Court Opinion

ID: 9582148
Source: CourtListenerOpinion
Date Created: 2023-08-21 22:23:02.00821+00
Date Added: 2024-06-11T13:37:28.883855
License: Public Domain

Schroeder, C.J.,
dissenting: It is respectfully submitted the decision of the trial court should be affirmed. To hold that the legislature insisted on something less than a trial de novo is absurd.
The material portion of K.S.A. 44-1011 reads:
“The court shall hear the appeal by trial de novo with or without a jury in accordance with the provisions of K.S.A. 60-238, and the court may, in its discretion, permit any party or the commission to submit additional evidence on any issue.” (Emphasis added.)
K.S.A. 60-238(c) reads:
“Right preserved. The right of trial by jury as declared by section 5 of the bill of rights in the Kansas constitution, and as given by a statute of the state shall be preserved to the parties inviolate.” (Emphasis added.)
This right of a jury trial preserved in the foregoing statute is in the Kansas Constitution and codified in the code of civil procedure. It means a trial under the civil code with live testimony, where possible, in accordance with the Kansas Code of Evidence, also incorporated into the Kansas Code of Civil Procedure. If this is true in a trial de novo to a jury, it is also the rule in a trial de novo to the court.
The discretion given the trial court, upon hearing an appeal de novo in a civil rights matter, to permit any party or the commission to submit additional evidence on any issue, should not be construed to limit the trial on an appeal de novo in the district *320court to a reconsideration of the transcript of the record made before the commission, as the court has ruled.
The reading of a cold written record does not permit the court or a jury to determine the credibility of witnesses. When jurors in the trial of a case are instructed, they are told it is for them to determine the weight and credibility to be given the testimony of each witness. Assessing the candor and credibility of witnesses is seriously handicapped without seeing the demeanor and hearing the live testimony of the witness. The same is true where a case is tried to the court.

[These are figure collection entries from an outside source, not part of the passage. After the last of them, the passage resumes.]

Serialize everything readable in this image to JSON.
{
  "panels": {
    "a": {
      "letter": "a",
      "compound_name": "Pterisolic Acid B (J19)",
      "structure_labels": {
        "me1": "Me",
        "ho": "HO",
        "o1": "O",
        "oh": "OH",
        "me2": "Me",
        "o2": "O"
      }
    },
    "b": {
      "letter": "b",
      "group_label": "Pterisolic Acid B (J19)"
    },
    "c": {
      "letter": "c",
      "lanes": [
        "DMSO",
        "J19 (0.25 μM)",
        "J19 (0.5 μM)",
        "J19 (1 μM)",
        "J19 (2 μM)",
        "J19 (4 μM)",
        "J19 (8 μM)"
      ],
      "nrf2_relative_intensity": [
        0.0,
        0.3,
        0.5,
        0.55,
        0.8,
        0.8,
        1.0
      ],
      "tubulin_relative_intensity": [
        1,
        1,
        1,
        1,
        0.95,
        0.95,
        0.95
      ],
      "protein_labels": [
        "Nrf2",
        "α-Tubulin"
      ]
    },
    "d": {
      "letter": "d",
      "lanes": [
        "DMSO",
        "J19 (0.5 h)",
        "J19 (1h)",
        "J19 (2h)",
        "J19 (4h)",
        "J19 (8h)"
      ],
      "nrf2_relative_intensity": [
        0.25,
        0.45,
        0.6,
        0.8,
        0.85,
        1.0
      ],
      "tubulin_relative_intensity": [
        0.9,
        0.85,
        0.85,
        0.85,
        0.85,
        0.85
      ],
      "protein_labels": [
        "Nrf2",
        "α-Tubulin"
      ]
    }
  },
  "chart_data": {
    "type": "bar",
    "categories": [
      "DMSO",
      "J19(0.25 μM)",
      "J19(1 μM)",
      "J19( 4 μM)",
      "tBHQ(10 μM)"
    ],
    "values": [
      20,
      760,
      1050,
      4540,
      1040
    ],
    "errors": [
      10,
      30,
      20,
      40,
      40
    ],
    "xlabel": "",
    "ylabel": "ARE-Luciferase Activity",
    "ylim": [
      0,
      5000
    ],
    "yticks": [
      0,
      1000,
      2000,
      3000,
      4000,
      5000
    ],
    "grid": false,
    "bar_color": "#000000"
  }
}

The foregoing interpretation of the statute cannot be altered by precatory language subsequently found in K.S.A. 44-1011, which reads:
“The commission’s copy of the testimony shall be available at all reasonable times to all parties for examination without cost, and for the purpose of judicial review of the order. The review shall be heard on the record without z'equirement of printing.”
In Stephens v. Unified School District, 218 Kan. 220, 232, 546 P.2d 197 (1975), the court said the above-quoted language in 44-1011 was “mechanical direction with a view to economy, and not a nullification of the previously granted authority to take additional evidence.” (Emphasis added.)
It could not have been the intention of the legislature to handicap the judges of our trial courts in de novo appeals in civil rights litigation by blindfolding them. Surely, if courts are to administer the law impartially and determine the cause justly, the trier of the facts must be permitted to weigh the evidence presented in the case.
The foregoing interpretation of K.S.A. 44-1011 is the only interpretation of the statute permissible if the constitutionality of the statute is to be upheld under the separation of powers doctrine. Where two interpretations of a statute are possible, the one upholding its constitutionality must be adopted. The adjudication of this case in a court of law based upon a trial which requires the determination of the facts anew is a judicial function not a legislative function. A judicial inquiry investigates, declares and enforces liabilities as they stand on present or past facts and under laws supposed already to exist.
Authority for the rule just stated is found in Stephens v. Unified School District, 218 Kan. 220, disapproving Syl. ¶ 2 and the corresponding portion of the opinion in Jenkins v. Newman *321Memorial County Hospital, 212 Kan. 92, 510 P.2d 132 (1973), and in the application of the law in Gawith v. Gage’s Plumbing & Heating Co., Inc., 206 Kan. 169, 476 P.2d 966 (1970).
The trial court in the instant case heard the matter by weighing the evidence after hearing the testimony of the witnesses who appeared in person, and after considering the record testimony of those who could not appear in person. The evidence before the trial court supported its findings, and the findings supported its judgment. In argument of this case to the court the parties conceded the testimony of the witnesses who appeared before the court was consistent with their testimony before the commission. Therefore, even under the court’s theory of the law and its interpretation of K.S.A. 44-1011, the error could not have been prejudicial, and harmless error is no ground for reversal. Accordingly, it is submitted the judgment of the trial court should be affirmed.
McFarland, J., joins in the foregoing dissenting opinion.